Madame Bensouda assure en effet que des documents, dont des extraits bancaires, des déclarations d'impôts, des relevés téléphoniques et des actes de transfert de propriété pourraient prouver la culpabilité de l'accusé. Le gouvernement kényan n'a cependant pas transmis ces documents à la cour.

Les juges ont dès lors rejeté cette demande d'ajournement au nom du droit de l'accusé à un procès "sans retard excessif" et ont imposé mercredi un ultimatum au procureur: ils lui donnaient une semaine pour présenter des preuves supplémentaires, ou à défaut, retirer ses accusations.

Dans leur décision, les juges avaient néanmoins noté que le gouvernement kényan n'avait pas respecté "la norme de bonne foi dans la coopération".

"Je n'ai eu de cesse de solliciter les autorités kényanes pour qu'elles coopèrent avec mon bureau en l'espèce afin que celui-ci puisse remplir sa mission", a réagi Mme Bensouda, affirmant que son bureau avait été confronté à une "série d'obstacles majeurs qui l'ont empêché d'enquêter de manière approfondie".

La procureure a notamment cité "un flux constant d'information dénuées de tout fondement dans les médias" mais surtout "une campagne sans précédant dans les médias sociaux en vue de dévoiler l'identité de témoins protégés" et de "vastes initiatives concertées pour harceler, intimider et menacer" ces témoins.

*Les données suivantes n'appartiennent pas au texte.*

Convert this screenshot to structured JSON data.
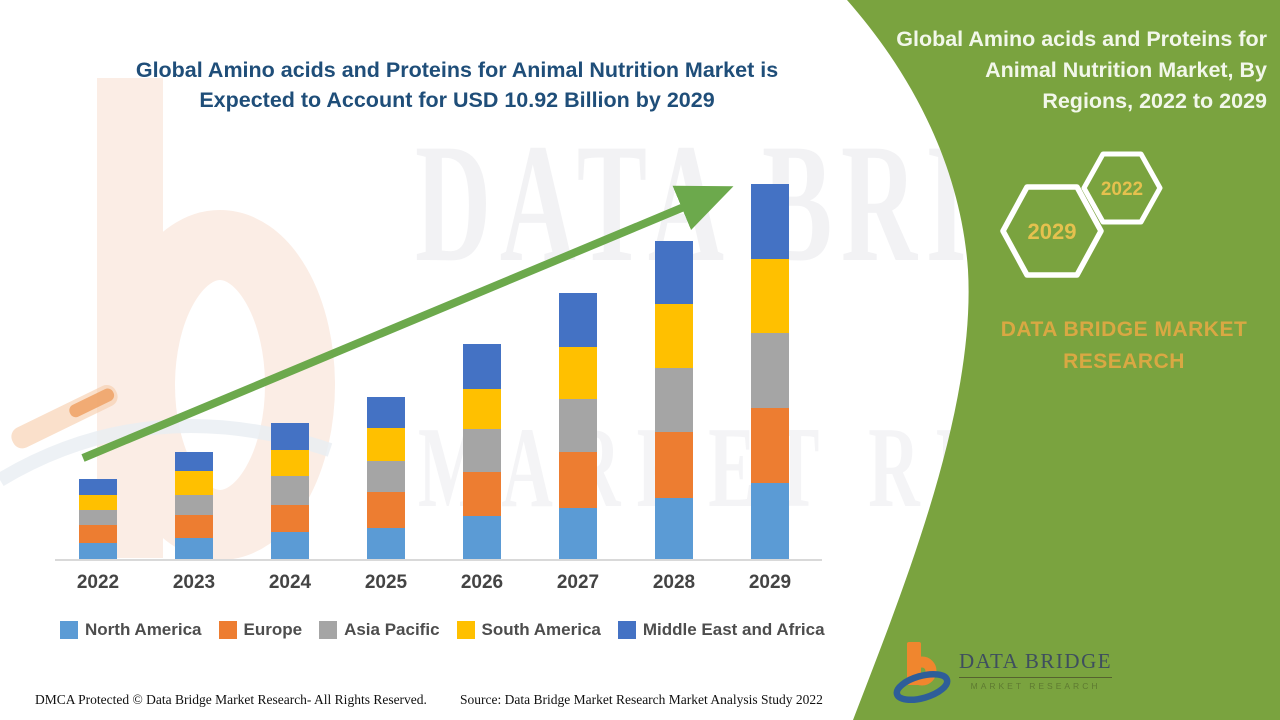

Les procédures avaient également été marquées par une campagne internationale menée par le Kenya, et soutenue par l'Union africaine (UA), pour mettre un terme aux poursuites contre deux hauts dirigeants en fonction.

 

-"Culture de l'impunité"-

 

Le procès de M. Kenyatta devait initialement débuter fin 2013 mais a été ajourné plusieurs fois. Les charges à son encontre avaient été confirmées en 2012, avant son élection à la présidentielle, et il est notamment accusé d'être responsable de meurtres, viols et persécutions.

Pour Dov Jacobs, expert en justice internationale, "ce n'est bien sûr pas de la faute du procureur si les Etats ne coopèrent pas". 

"Mais les juges ont aussi souligné mercredi que le procureur n'avait pas fait correctement son travail, qu'il y a des manquements dans la manière de procéder du bureau du procureur, et ce sera un problème important à résoudre à l'avenir", a-t-il ajouté.

Pour Elizabeth Evenson, de l'ONG Human Rights Watch, l'abandon des charges fait "reculer les efforts pour mettre fin à la culture établie de l'impunité du pays".

"C'est évident que la longue tradition d'impunité au Kenya et la pression sur les témoins ont été de sérieux obstacles à des procédures équitables devant la CPI", a-t-elle ajouté, dans un courriel adressé à l'AFP.

Le vice-président kényan, William Ruto, est lui aussi poursuivi devant la CPI pour des accusations similaires. Son procès a débuté le 10 septembre 2013.